McFadden and Whitehead tired of travelling and returned to Philadelphia around 1972. They approached Gamble & Huff’s fledging Philadelphia International empire, who had just signed deal with CBS. They initially recorded as Talk Of Town, but nothing really happened, and spent most of their time working in various roles behind the scenes at the company.


They collaborated together, and came up with the composition 'Back Stabbers', which Huff recorded on the O'Jays, becoming the company's first Gold single. Sidetracked into becoming full time songwriters and producers the duo achieved enormous success, helping the formulation of the legendary Philly soul sound that dominated turntables and air waves in the seventies. You will find their names as writers and producers on numerous Philadelphia International album sleeves.
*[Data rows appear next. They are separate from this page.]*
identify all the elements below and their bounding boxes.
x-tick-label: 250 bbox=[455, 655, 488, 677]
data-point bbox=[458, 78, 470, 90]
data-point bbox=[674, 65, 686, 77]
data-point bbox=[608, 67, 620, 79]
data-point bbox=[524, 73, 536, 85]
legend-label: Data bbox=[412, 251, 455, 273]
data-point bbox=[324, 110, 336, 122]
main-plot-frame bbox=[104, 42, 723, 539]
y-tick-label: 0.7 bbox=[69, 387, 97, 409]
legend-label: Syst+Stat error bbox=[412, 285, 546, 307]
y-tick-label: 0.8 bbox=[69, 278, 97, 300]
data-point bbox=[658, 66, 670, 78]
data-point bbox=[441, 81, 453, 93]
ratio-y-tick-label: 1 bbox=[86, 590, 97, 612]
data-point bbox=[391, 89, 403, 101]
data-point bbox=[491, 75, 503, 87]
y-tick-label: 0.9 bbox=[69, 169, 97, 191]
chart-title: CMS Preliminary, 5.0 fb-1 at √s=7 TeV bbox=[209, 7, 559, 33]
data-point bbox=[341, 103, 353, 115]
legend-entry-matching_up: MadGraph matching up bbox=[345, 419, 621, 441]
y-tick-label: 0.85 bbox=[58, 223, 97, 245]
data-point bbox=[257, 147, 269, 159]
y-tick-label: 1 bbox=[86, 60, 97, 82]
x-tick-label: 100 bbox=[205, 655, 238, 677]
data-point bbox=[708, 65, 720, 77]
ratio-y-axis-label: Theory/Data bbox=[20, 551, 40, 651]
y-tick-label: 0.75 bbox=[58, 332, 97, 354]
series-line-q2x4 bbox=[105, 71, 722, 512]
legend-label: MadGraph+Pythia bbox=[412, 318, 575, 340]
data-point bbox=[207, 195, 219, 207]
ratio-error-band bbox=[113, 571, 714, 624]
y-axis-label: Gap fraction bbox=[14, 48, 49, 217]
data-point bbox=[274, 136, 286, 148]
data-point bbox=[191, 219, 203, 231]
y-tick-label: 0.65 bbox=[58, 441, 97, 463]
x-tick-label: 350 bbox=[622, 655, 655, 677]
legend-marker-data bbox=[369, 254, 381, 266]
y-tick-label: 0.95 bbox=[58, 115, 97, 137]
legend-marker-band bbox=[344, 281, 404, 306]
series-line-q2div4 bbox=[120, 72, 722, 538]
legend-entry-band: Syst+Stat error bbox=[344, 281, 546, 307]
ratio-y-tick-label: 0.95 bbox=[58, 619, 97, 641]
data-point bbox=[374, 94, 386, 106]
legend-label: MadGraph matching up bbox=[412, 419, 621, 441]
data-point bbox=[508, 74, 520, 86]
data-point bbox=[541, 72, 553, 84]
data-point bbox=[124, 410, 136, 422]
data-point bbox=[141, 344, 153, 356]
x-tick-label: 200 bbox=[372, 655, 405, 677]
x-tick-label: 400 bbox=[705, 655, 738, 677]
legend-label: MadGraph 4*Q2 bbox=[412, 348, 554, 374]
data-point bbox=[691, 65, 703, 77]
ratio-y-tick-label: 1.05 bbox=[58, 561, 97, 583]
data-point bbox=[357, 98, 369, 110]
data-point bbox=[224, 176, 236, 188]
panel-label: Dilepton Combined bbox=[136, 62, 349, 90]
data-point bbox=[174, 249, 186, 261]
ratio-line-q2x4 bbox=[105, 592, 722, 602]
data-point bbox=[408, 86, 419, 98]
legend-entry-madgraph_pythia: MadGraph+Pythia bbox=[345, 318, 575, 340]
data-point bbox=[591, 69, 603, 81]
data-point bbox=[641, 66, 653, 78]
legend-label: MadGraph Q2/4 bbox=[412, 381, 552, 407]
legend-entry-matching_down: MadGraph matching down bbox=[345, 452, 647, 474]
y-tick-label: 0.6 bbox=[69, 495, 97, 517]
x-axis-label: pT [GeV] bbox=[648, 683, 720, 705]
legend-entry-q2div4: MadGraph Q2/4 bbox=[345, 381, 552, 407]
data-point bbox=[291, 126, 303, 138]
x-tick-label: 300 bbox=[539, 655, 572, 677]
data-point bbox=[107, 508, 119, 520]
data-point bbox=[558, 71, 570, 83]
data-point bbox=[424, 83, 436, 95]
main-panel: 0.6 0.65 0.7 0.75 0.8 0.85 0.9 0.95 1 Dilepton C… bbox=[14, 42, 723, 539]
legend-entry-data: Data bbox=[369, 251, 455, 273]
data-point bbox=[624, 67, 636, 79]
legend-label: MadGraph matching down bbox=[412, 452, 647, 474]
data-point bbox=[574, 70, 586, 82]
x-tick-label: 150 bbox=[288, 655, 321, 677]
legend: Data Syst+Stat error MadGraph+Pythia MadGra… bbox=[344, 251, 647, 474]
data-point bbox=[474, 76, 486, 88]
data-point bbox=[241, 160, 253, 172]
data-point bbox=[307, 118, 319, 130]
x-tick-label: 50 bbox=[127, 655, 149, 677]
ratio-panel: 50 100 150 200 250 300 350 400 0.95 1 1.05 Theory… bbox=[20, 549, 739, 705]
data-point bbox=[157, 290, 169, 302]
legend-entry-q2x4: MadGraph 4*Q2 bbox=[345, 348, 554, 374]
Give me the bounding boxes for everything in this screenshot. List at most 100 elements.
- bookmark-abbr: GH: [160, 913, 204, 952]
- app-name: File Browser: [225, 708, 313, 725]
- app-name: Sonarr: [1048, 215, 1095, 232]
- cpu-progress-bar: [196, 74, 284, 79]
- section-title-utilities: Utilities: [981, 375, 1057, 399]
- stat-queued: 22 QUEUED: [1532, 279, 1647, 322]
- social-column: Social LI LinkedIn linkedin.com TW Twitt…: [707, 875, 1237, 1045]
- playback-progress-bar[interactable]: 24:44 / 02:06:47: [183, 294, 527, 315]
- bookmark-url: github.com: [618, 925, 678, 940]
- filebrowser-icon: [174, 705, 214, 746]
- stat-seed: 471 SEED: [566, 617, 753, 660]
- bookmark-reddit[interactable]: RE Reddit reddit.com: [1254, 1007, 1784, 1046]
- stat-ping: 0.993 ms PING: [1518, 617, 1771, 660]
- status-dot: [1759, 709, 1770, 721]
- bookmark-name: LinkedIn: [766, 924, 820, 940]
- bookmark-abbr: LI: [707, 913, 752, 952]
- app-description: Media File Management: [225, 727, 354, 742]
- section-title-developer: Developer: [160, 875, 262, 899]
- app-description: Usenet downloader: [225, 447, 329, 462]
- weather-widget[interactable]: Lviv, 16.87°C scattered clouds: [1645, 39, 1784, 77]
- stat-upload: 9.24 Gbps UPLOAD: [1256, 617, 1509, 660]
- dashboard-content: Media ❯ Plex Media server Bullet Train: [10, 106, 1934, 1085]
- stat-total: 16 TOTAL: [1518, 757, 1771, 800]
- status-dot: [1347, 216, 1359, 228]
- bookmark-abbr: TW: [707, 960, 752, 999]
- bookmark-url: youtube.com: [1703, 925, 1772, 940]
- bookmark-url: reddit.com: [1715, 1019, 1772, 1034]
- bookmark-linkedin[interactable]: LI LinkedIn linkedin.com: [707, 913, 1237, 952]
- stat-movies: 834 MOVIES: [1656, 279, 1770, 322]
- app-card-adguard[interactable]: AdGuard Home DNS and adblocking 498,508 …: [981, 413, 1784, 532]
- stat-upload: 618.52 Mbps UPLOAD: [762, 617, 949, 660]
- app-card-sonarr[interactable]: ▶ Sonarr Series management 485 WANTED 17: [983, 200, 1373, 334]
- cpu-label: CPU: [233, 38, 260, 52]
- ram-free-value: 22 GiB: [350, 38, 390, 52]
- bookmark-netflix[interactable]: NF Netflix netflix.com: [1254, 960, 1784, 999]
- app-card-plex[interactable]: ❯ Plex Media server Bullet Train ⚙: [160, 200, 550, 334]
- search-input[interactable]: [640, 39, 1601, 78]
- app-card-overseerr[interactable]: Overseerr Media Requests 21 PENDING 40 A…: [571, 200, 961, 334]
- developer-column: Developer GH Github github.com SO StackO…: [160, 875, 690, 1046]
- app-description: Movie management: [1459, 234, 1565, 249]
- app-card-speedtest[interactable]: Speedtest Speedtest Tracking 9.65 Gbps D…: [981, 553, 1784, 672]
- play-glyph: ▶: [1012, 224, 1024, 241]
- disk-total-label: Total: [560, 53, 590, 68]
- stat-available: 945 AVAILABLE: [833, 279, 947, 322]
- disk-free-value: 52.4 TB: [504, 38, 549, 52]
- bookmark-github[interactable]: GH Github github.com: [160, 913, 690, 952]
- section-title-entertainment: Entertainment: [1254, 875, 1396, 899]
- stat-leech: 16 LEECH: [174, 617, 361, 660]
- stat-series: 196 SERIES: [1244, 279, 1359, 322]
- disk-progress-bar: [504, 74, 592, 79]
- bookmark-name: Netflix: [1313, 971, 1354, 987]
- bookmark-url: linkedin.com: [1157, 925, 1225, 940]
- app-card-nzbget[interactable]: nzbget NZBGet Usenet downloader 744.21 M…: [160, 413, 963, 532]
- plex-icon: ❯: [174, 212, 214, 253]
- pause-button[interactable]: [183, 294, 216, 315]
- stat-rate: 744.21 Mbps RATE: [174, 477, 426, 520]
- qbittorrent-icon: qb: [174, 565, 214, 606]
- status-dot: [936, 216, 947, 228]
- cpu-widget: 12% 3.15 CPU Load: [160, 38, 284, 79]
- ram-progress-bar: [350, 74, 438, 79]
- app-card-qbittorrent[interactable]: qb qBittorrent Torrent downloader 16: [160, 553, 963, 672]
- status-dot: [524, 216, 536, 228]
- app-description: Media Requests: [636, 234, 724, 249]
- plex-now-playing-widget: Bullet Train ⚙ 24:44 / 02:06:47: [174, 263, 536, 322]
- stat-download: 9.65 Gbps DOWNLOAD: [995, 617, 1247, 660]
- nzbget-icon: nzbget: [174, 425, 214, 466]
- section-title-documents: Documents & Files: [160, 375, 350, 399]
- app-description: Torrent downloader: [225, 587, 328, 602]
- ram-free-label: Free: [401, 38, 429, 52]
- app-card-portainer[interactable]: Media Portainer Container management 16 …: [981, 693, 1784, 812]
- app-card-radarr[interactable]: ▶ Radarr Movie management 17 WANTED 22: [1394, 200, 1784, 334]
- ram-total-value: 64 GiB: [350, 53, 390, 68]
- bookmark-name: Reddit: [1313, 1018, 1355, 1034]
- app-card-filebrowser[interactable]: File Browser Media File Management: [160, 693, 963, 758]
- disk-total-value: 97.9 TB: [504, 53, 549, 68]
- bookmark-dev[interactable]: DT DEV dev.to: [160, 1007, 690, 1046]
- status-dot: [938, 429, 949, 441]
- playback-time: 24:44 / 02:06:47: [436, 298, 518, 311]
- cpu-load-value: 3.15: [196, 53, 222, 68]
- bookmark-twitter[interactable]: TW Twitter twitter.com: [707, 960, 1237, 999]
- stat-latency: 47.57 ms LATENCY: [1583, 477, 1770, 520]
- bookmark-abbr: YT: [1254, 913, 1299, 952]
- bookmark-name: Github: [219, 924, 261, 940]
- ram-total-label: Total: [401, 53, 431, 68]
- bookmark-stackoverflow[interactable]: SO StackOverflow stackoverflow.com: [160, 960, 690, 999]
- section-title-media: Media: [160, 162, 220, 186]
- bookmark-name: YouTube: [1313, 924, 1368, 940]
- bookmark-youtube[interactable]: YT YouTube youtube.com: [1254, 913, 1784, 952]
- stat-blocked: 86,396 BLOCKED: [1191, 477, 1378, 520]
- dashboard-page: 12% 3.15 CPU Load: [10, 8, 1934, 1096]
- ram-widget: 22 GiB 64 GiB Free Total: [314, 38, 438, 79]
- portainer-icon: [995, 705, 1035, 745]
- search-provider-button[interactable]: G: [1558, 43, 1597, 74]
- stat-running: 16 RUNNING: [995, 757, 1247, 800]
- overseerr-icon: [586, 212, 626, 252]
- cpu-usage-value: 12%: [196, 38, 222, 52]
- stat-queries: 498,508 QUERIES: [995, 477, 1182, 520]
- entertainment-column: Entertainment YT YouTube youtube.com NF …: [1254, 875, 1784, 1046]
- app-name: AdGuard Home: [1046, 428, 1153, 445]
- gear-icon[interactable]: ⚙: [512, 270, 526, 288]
Apart from 'Back Stabbers', among their greatest achievements was Harold Melvin and the Blue Notes’ 'Wake Up Everybody'.


Some thirty plus Gold singles, Platinum albums and Grammy nominations later, the duo still wanted to make it as recording artists themselves. They wrote and recorded in 1979, although the company weren't keen, 'Ain't No Stopping Us Now'. The rest is History. The follow up single 'I've Been Pushed A Side' was a minor hit, but the next release gave them a sizeable, and last, hit with 'I Heard It In A Love Song'.


In the early eighties they signed for Capitol, but made little impact. They continued to produce albums for other artists, but further mainstream success eluded them. The duo finally split in the mid eighties until the early nineties when they were reunited, and continued to make a healthy living working the lustrous nostalgia circuit and Philly packages.